CS465 - Assignment Ten

Due: 2014-05-16 11:55p (altered so we can take some more class time to work on this on Monday)

Objectives

Do some text visualization in D3

[10 points] Generate some text fingerprints

You are going to create some text fingerprints like we saw in lecture. In broad strokes, you are going to read in some text files, segment them and figure out some metric for all of the words in each segment. You will then draw a grid where each box in the grid is colored based on the value you calculated. To make your lives easier, the metric I would like you to use is “average word length”. When you are done, you should get something like this:

Hw10 Example

Implementation

To help you out, I am again providing you with a stub file. The stub file sets up the basic structure of the page. At the top, there is a control that allows a user to upload text files. Yes, rather than hard coding a set of files in, we can actually load the text files from the user’s own files (HTML5 has some cool features).

The code that I’ve given you handles all of the file loading.
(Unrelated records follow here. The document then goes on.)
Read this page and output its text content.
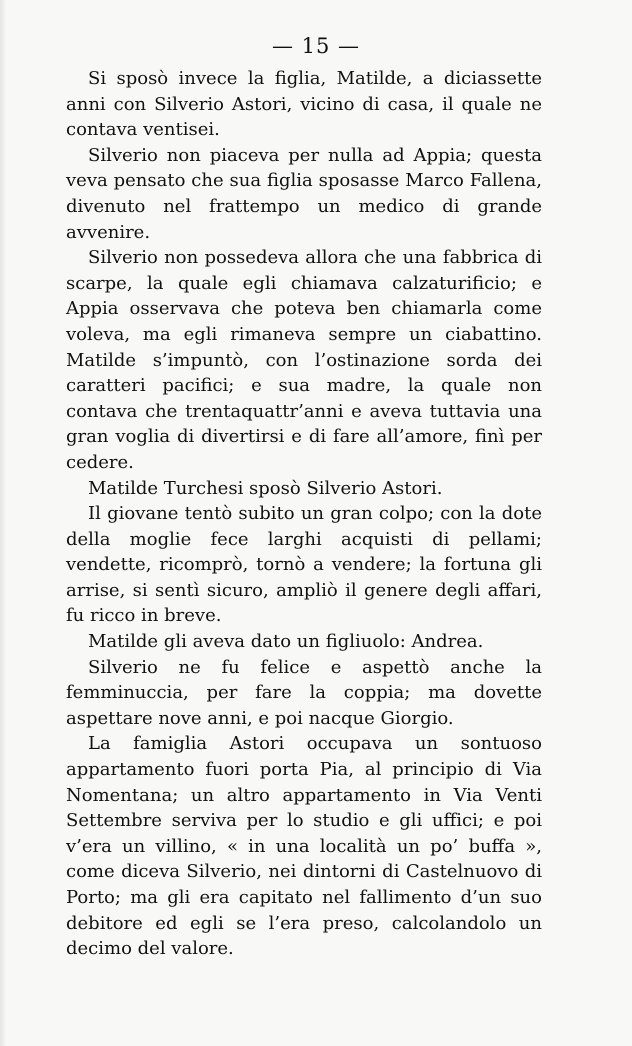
— 15 —

Si sposò invece la figlia, Matilde, a diciassette anni con Silverio Astori, vicino di casa, il quale ne contava ventisei.

Silverio non piaceva per nulla ad Appia; questa veva pensato che sua figlia sposasse Marco Fallena, divenuto nel frattempo un medico di grande avvenire.

Silverio non possedeva allora che una fabbrica di scarpe, la quale egli chiamava calzaturificio; e Appia osservava che poteva ben chiamarla come voleva, ma egli rimaneva sempre un ciabattino. Matilde s’impuntò, con l’ostinazione sorda dei caratteri pacifici; e sua madre, la quale non contava che trentaquattr’anni e aveva tuttavia una gran voglia di divertirsi e di fare all’amore, finì per cedere.

Matilde Turchesi sposò Silverio Astori.

Il giovane tentò subito un gran colpo; con la dote della moglie fece larghi acquisti di pellami; vendette, ricomprò, tornò a vendere; la fortuna gli arrise, si sentì sicuro, ampliò il genere degli affari, fu ricco in breve.

Matilde gli aveva dato un figliuolo: Andrea.

Silverio ne fu felice e aspettò anche la femminuccia, per fare la coppia; ma dovette aspettare nove anni, e poi nacque Giorgio.

La famiglia Astori occupava un sontuoso appartamento fuori porta Pia, al principio di Via Nomentana; un altro appartamento in Via Venti Settembre serviva per lo studio e gli uffici; e poi v’era un villino, « in una località un po’ buffa », come diceva Silverio, nei dintorni di Castelnuovo di Porto; ma gli era capitato nel fallimento d’un suo debitore ed egli se l’era preso, calcolandolo un decimo del valore.
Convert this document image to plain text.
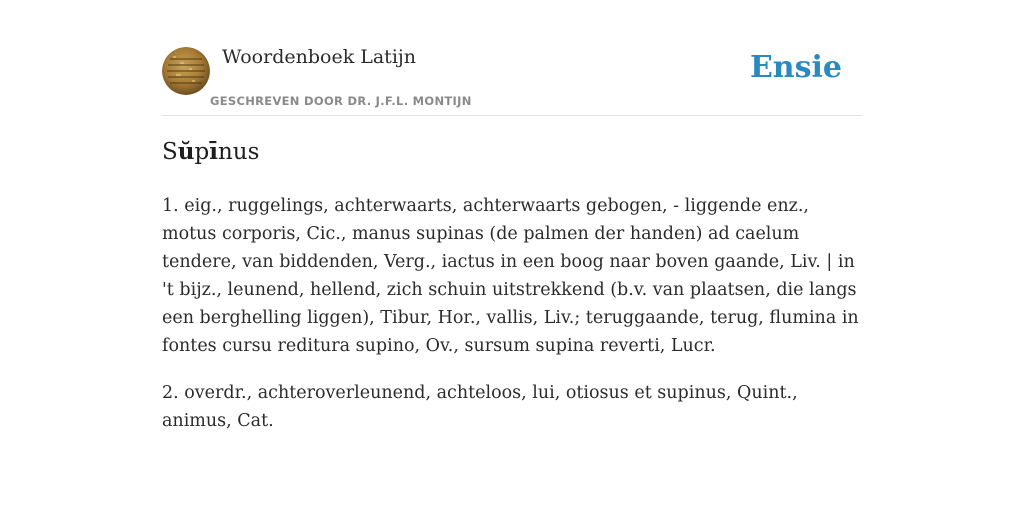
Woordenboek Latijn
GESCHREVEN DOOR DR. J.F.L. MONTIJN
Ensie
Sŭpīnus

1. eig., ruggelings, achterwaarts, achterwaarts gebogen, - liggende enz., motus corporis, Cic., manus supinas (de palmen der handen) ad caelum tendere, van biddenden, Verg., iactus in een boog naar boven gaande, Liv. | in 't bijz., leunend, hellend, zich schuin uitstrekkend (b.v. van plaatsen, die langs een berghelling liggen), Tibur, Hor., vallis, Liv.; teruggaande, terug, flumina in fontes cursu reditura supino, Ov., sursum supina reverti, Lucr.

2. overdr., achteroverleunend, achteloos, lui, otiosus et supinus, Quint., animus, Cat.
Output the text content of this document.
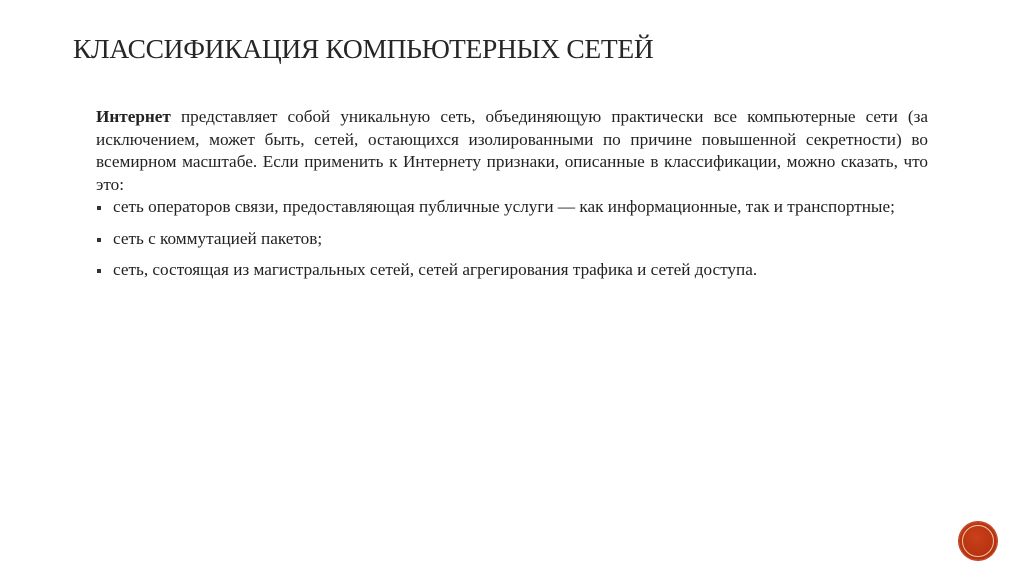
КЛАССИФИКАЦИЯ КОМПЬЮТЕРНЫХ СЕТЕЙ

Интернет представляет собой уникальную сеть, объединяющую практически все компьютерные сети (за исключением, может быть, сетей, остающихся изолированными по причине повышенной секретности) во всемирном масштабе. Если применить к Интернету признаки, описанные в классификации, можно сказать, что это:

сеть операторов связи, предоставляющая публичные услуги — как информационные, так и транспортные;
сеть с коммутацией пакетов;
сеть, состоящая из магистральных сетей, сетей агрегирования трафика и сетей доступа.
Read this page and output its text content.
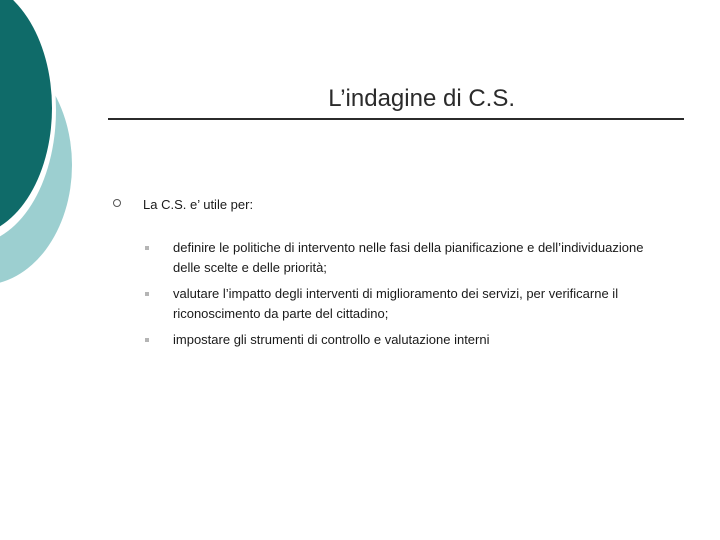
L’indagine di C.S.
La C.S. e’ utile per:
definire le politiche di intervento nelle fasi della pianificazione e dell’individuazione delle scelte e delle priorità;
valutare l’impatto degli interventi di miglioramento dei servizi, per verificarne il riconoscimento da parte del cittadino;
impostare gli strumenti di controllo e valutazione interni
Your primary work will be filling in two functions that my code calls.

The first function you should work on is bundleTextData(). As my code uploads the content of each file into the browser, it passes the result to this function for processing. You will be given the name of the file and the entire contents in a string. You will need to split the string up into an array of words, cleaning each word as you go. You will then break the array up into segments based on the WORDS_PER_BLOCK constant from the top of the file. The result of this should be an array of values; one value for each segment. Bundle this and the name of the file together into an object and return it.

Make sure to make use of the Chrome debugger to make sure you are getting reasonable values before trying to draw them.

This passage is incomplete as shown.